Chicago’s Improvised Shakespeare Company returns for three comedic "made-up plays" inspired by suggestions from the audience, also indoors at the Center for the Performing Arts. Those three performances are set for July 8 and 25 and Aug. 8, with general seating $18.

The fest's 40th anniversary also lines up with the Illinois bicentennial, so Prenevost had the bright idea to hold a symposium on President Abraham Lincoln's fondness for the bard (his favorite play is said to have been "Macbeth") under the theme "Shakespeare in the Land of Lincoln." Michael Anderegg, author of the 2015 book "Lincoln and Shakespeare," is the spotlight speaker at 4 p.m. July 21. James Cornelius, curator of the Lincoln collection at the Presidential Library in Springfield, speaks at 2 p.m. July 14, later followed by Lincoln scholar Guy Fraker at 2 p.m. July 28, and Robert Bray, author of "Reading With Lincoln," at 2 p.m. Aug. 4 — all in the Ewing Manor adjacent to the theater, and all free, with reservations recommended through the fest website.

 Shakespeare fans enter the theater behind Ewing Manor. (Illinois Shakespeare Festival/Steven Smedley)

Shakespeare fans enter the theater behind Ewing Manor. (Illinois Shakespeare Festival/Steven Smedley)

The elegant Ewing Manor and the outdoor theater remain the focal point of the festival in its 41st season. Prenevost, who attended ISU in the theater department with some of the actors who'd go on to form the Steppenwolf Theater in Chicago, recalled taking part in a performance of the balcony scene from "Romeo and Juliet" in the Ewing Manor courtyard a couple of years before the fest formally began in 1978.

"So we were already starting to do things out there for Shakespeare," Prenevost said.

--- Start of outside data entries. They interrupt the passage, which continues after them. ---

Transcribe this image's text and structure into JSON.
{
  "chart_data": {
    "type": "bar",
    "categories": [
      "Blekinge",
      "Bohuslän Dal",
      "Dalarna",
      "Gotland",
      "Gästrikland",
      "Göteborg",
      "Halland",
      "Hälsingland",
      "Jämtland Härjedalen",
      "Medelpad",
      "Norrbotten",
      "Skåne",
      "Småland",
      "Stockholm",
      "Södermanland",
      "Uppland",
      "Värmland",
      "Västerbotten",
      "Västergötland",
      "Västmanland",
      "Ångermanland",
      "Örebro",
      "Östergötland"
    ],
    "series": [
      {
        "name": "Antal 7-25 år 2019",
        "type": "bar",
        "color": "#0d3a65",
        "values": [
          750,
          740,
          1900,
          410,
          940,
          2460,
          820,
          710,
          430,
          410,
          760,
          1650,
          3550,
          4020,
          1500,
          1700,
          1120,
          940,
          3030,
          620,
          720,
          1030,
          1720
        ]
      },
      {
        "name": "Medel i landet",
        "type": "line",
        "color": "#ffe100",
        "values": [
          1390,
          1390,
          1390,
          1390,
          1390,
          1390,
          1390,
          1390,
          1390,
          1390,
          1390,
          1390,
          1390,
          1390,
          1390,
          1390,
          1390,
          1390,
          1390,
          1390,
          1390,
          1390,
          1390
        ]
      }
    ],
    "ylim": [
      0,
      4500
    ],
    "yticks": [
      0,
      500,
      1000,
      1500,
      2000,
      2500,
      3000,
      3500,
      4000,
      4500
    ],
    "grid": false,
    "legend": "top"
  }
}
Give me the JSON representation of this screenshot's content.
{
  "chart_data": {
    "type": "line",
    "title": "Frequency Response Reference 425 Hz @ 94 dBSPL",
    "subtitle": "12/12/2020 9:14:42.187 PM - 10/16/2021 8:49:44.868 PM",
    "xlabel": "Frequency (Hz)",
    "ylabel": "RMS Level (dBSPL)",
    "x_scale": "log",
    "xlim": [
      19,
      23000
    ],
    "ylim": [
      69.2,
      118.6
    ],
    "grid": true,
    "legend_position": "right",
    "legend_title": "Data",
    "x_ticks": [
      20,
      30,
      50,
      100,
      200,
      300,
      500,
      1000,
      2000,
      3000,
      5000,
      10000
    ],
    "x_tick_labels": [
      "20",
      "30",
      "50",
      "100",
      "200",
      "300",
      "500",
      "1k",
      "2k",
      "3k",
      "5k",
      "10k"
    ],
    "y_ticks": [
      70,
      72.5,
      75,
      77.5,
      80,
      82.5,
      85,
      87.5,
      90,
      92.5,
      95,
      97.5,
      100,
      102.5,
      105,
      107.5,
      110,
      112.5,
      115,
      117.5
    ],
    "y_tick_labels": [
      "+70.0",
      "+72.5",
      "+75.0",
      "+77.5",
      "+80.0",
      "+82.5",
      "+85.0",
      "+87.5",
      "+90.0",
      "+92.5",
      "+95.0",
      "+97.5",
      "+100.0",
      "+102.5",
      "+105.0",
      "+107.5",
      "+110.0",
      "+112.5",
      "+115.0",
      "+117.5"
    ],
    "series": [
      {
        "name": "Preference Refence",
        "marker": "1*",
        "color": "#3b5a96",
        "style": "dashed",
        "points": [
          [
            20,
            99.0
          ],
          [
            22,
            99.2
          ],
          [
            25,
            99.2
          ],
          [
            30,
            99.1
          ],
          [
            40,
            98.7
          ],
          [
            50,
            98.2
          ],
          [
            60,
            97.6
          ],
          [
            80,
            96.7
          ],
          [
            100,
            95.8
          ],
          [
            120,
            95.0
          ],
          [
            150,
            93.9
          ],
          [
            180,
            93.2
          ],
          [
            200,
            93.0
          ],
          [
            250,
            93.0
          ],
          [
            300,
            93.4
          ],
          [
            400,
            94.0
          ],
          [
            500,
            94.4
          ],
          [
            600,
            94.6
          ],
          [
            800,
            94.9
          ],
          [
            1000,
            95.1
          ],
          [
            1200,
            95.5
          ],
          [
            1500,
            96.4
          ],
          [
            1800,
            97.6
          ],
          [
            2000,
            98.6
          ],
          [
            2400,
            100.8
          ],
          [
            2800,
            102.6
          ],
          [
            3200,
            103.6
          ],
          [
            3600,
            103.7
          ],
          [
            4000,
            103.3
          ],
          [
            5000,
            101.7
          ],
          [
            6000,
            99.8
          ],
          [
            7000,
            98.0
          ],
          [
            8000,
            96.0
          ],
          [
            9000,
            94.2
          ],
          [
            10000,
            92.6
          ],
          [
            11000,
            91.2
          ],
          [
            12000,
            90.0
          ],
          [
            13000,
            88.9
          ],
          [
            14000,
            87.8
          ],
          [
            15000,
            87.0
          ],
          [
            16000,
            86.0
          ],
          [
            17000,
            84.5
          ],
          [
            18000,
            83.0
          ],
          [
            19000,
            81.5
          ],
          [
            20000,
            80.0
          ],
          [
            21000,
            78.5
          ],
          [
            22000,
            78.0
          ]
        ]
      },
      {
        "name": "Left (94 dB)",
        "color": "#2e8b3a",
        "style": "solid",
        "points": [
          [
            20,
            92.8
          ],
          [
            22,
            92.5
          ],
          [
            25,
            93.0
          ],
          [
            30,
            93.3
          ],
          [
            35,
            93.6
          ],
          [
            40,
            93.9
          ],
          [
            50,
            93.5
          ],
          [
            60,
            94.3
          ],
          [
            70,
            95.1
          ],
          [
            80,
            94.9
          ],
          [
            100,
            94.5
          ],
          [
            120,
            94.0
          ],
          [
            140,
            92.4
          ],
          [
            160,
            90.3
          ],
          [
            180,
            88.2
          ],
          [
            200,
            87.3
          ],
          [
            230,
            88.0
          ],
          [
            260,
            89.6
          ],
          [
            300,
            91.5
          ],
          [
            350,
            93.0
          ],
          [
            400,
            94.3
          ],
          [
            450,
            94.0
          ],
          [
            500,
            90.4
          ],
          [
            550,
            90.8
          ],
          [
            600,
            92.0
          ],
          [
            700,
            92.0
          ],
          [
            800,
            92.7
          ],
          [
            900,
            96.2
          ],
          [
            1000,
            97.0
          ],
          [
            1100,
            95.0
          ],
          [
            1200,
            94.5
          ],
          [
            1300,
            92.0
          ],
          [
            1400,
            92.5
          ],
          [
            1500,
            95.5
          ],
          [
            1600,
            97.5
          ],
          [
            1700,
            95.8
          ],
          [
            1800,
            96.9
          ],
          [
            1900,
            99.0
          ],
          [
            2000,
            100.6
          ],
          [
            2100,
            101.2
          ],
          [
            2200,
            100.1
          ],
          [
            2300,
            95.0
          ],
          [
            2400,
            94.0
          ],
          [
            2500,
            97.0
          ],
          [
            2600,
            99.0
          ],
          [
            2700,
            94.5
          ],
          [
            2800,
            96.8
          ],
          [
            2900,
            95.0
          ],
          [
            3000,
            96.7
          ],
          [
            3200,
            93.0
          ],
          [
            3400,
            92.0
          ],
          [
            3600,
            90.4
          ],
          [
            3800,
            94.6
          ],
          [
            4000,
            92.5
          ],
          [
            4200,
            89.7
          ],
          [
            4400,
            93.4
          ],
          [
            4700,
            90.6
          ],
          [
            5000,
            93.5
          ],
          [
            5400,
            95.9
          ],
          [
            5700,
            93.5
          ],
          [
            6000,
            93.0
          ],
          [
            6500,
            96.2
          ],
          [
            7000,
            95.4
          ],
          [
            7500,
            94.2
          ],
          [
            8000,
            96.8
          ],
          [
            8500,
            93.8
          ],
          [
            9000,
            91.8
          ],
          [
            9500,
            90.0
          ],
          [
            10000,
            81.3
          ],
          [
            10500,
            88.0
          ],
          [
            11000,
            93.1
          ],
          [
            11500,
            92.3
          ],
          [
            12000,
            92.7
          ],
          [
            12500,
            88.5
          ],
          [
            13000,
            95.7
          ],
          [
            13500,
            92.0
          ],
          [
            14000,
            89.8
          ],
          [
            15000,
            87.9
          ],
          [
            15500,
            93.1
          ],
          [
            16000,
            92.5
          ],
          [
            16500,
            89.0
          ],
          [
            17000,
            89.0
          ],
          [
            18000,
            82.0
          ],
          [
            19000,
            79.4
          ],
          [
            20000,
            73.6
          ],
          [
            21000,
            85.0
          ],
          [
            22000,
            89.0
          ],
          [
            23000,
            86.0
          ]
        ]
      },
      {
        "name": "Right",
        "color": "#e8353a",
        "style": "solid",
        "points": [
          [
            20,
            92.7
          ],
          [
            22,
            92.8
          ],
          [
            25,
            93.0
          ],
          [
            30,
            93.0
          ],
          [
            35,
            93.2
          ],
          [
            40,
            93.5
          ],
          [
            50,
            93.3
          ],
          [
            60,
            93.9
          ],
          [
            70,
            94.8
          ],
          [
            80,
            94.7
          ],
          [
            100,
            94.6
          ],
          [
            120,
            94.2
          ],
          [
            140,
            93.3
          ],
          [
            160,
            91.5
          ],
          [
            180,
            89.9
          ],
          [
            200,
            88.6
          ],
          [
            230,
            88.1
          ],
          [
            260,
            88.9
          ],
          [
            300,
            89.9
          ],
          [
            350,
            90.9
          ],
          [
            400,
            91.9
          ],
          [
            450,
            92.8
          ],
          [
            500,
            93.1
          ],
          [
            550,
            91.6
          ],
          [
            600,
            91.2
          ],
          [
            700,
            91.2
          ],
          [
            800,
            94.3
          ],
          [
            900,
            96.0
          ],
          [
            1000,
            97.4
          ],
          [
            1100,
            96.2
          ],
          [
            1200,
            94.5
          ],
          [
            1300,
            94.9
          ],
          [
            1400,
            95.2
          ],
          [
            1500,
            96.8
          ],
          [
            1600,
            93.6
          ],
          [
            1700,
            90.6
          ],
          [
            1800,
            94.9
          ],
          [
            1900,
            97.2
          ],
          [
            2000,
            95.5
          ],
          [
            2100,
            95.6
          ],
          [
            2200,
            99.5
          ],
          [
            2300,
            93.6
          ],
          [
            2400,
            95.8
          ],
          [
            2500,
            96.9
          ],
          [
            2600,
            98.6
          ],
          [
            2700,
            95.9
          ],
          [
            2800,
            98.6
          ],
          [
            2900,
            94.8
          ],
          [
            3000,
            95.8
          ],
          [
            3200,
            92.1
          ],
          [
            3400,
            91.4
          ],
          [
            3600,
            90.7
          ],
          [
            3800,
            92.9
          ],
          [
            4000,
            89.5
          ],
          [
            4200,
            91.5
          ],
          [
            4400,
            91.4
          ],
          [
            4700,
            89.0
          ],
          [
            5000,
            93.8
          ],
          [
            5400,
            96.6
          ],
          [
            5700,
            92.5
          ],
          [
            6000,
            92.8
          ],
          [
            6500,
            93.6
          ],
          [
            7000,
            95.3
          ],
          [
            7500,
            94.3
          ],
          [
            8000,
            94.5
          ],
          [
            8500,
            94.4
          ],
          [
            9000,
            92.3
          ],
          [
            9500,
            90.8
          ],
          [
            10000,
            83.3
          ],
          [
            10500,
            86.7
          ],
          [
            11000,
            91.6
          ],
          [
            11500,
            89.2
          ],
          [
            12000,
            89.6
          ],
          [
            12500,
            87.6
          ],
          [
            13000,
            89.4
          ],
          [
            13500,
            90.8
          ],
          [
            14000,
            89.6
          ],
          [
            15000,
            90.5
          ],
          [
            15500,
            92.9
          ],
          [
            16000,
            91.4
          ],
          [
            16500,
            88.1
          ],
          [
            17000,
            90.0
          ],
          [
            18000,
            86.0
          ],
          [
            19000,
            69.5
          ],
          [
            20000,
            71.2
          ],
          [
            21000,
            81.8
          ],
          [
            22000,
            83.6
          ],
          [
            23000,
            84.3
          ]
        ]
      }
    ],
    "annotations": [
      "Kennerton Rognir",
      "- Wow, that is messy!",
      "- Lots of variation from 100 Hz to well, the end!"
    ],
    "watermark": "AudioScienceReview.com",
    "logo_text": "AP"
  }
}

The fest began, he recalled, with "a temporary stage. So they just laid down platforms and put up a bleacher-type seating along with folding chairs. So it was very, very primitive at the beginning."

From those humble origins, though, it now welcomes more than 10,000 people a year, with the outdoor theater behind the Ewing Manor the festival centerpiece, bringing the atmosphere of Shakespeare's Globe Theater into the present day.